Unable to attach PV with error "ServerFaultCode: NotAuthenticated" and pods are stuck in ContainerCreating
search cancel

Unable to attach PV with error "ServerFaultCode: NotAuthenticated" and pods are stuck in ContainerCreating

book

Article ID: 368743

calendar_today

Updated On:

Products

vSphere with Tanzu

Issue/Introduction

  • Unable to attach PV getting error "ServerFaultCode: NotAuthenticated"

  • Pods trying to attach PV are getting stuck in "ContainerCreating"

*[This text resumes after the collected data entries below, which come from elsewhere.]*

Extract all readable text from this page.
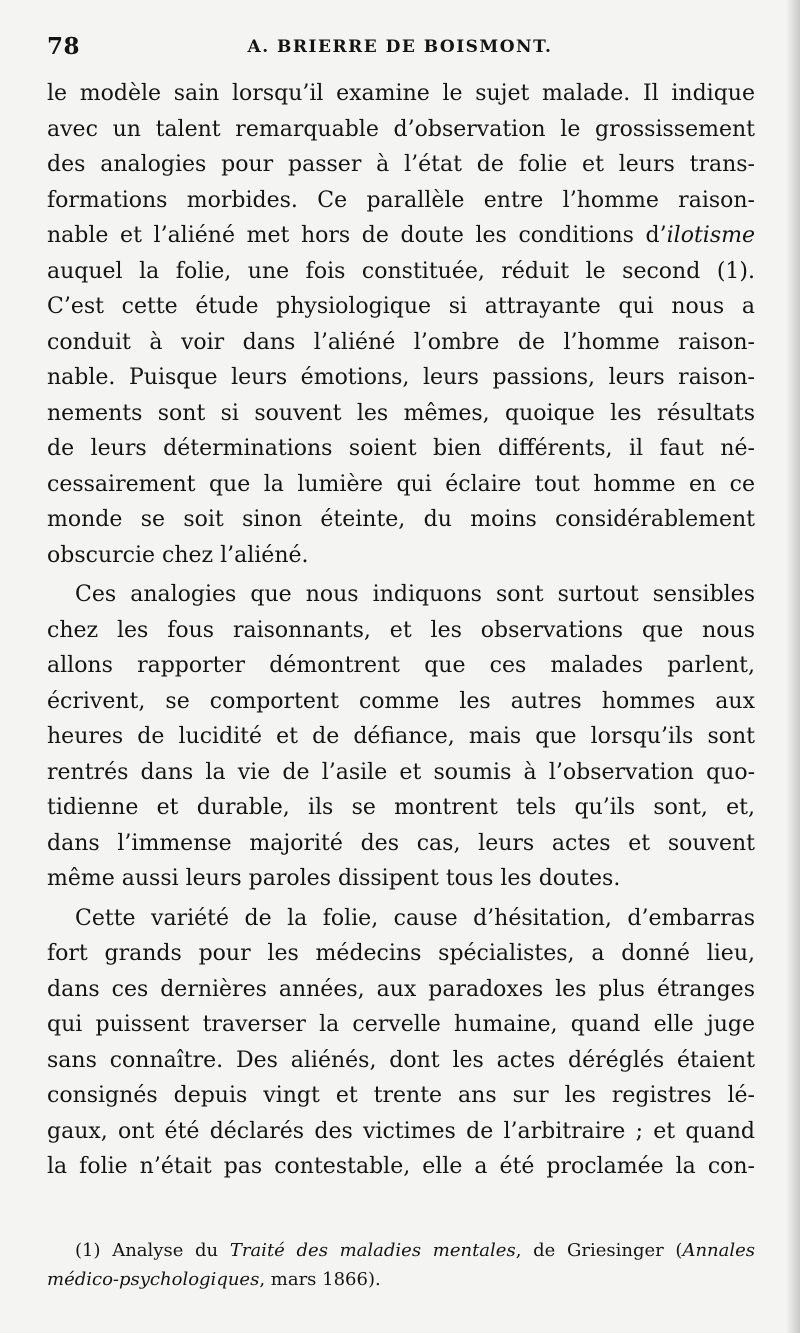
78	A. BRIERRE DE BOISMONT.
le modèle sain lorsqu’il examine le sujet malade. Il indique
avec un talent remarquable d’observation le grossissement
des analogies pour passer à l’état de folie et leurs trans-
formations morbides. Ce parallèle entre l’homme raison-
nable et l’aliéné met hors de doute les conditions d’ilotisme
auquel la folie, une fois constituée, réduit le second (1).
C’est cette étude physiologique si attrayante qui nous a
conduit à voir dans l’aliéné l’ombre de l’homme raison-
nable. Puisque leurs émotions, leurs passions, leurs raison-
nements sont si souvent les mêmes, quoique les résultats
de leurs déterminations soient bien différents, il faut né-
cessairement que la lumière qui éclaire tout homme en ce
monde se soit sinon éteinte, du moins considérablement
obscurcie chez l’aliéné.
Ces analogies que nous indiquons sont surtout sensibles
chez les fous raisonnants, et les observations que nous
allons rapporter démontrent que ces malades parlent,
écrivent, se comportent comme les autres hommes aux
heures de lucidité et de défiance, mais que lorsqu’ils sont
rentrés dans la vie de l’asile et soumis à l’observation quo-
tidienne et durable, ils se montrent tels qu’ils sont, et,
dans l’immense majorité des cas, leurs actes et souvent
même aussi leurs paroles dissipent tous les doutes.
Cette variété de la folie, cause d’hésitation, d’embarras
fort grands pour les médecins spécialistes, a donné lieu,
dans ces dernières années, aux paradoxes les plus étranges
qui puissent traverser la cervelle humaine, quand elle juge
sans connaître. Des aliénés, dont les actes déréglés étaient
consignés depuis vingt et trente ans sur les registres lé-
gaux, ont été déclarés des victimes de l’arbitraire ; et quand
la folie n’était pas contestable, elle a été proclamée la con-
(1) Analyse du Traité des maladies mentales, de Griesinger (Annales
médico-psychologiques, mars 1866).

  • VPXD logs on vCenter Server will show below errors - /var/log/vmware/vpxd/vpxd.log 

info vpxd[08547] [Originator@6876 sub=VmCustomizer opID=vmoperator-xx-cluster-workers-<opID>] hostVersion = 7.0.3, Tools version = 11360
warning vpxd[08547] [Originator@6876 sub=vmomi.soapStub[108135] opID=vmoperator-xx-cluster-workers-<opID> SOAP request returned HTTP failure; <SSL(<io_obj p:2a78, h:145, <TCP '<IP_address> : 48106'>, <TCP '<IP_address> : 443'>>), /sdk>, method: systemManagement; code: 500(Internal Server Error)
info vpxd[08547] [Originator@6876 sub=Vmomi opID=vmoperator-xx-cluster-workers-<opID>] Retry SOAP call after exception; <<last binding: <<TCP '<IP_address>: 55394'>, <TCP
'<IP_address>: 443'>>>, /sdk>, vim.NfcService.systemManagement, N3Vim5Fault16NotAuthenticated9ExceptionE(Fault cause: vim.fault.NotAuthenticated
--> )
--> [context]------[/context]
info vpxd[08547] [Originator@6876 sub=Vmomi opID=vmoperator-xx-cluster-workers-<opID>] Stale SOAP session to host <ESXi_FQDN>; reinitializing
info vpxd[08547] [Originator@6876 sub=Vmomi opID=vmoperator-xx-cluster-workers-<opID> Creating SOAP stub adapter for /sdk on <ESXi_FQDN>:443

  • CSI Syncer logs on Supervisor Cluster will show below errors /var/log/pods/vmware-system-csi_vsphere-csi-controller-<ID>/vsphere-syncer1.log

stderr F {"level":"info","time":"<Date/Time>","caller":"syncer/metadatasyncer.go:427","msg":"CSI full sync failed with error: ServerFaultCode: NotAuthenticated","TraceId":"<UUID>"}
stderr F I0412 05:33:18.486950       1 request.go:668] Waited for 1.001530599s due to client-side throttling, not priority and fairness, request: GET:https://127.0.0.1:6443/api/v1/namespaces/devk8s/persistentvolumeclaims/<UUID>
stderr F {"level":"info","time":"<Date/Time>","caller":"cnsnodevmattachment/cnsnodevmattachment_controller.go:209","msg":"Reconciling CnsNodeVmAttachment with Request.Name: \"<guest_cluster_worker_node_name>-containerd\" instance \"<guest_cluster_worker_node_name>-containerd\" timeout \"1s\" seconds","TraceId":"<UUID>"}
stderr F {"level":"info","time":"<Date/Time>","caller":"cnsnodevmattachment/cnsnodevmattachment_controller.go:335","msg":"vSphere CSI driver is attaching volume: \"<UUID>\" to nodevm: VirtualMachine:vm-ID [VirtualCenterHost: <ESXi_FQDN>, UUID: <UUID>, Datacenter: Datacenter [Datacenter: Datacenter:datacenter-<ID>, VirtualCenterHost: <ESXi_FQDN>]] for CnsNodeVmAttachment request with name: \"<guest_cluster_worker_node_name>-containerd\" on namespace: \"stgk8s\"","TraceId":"<UUID>"}

Environment

vSphere with Tanzu 8.x
vSphere with Tanzu 7.x

 

Resolution

  • This issue is resolved in CSI driver in v2.7.2 version which is available in vCenter Server 8.0U2 or later version. Upgrade the Supervisor version post upgrading the VC to 8.0U2.

  • For vCenter Server 7.x there is no fix, please follow below workaround:

    Workaround:

    • Restart the csi controller pod using below command:

kubectl rollout restart deployment vsphere-csi-controller -n vmware-system-csi

Note: This step will help to recover the CSI controller temporarily, you will have to restart the CSI controller deployment when you face this issue.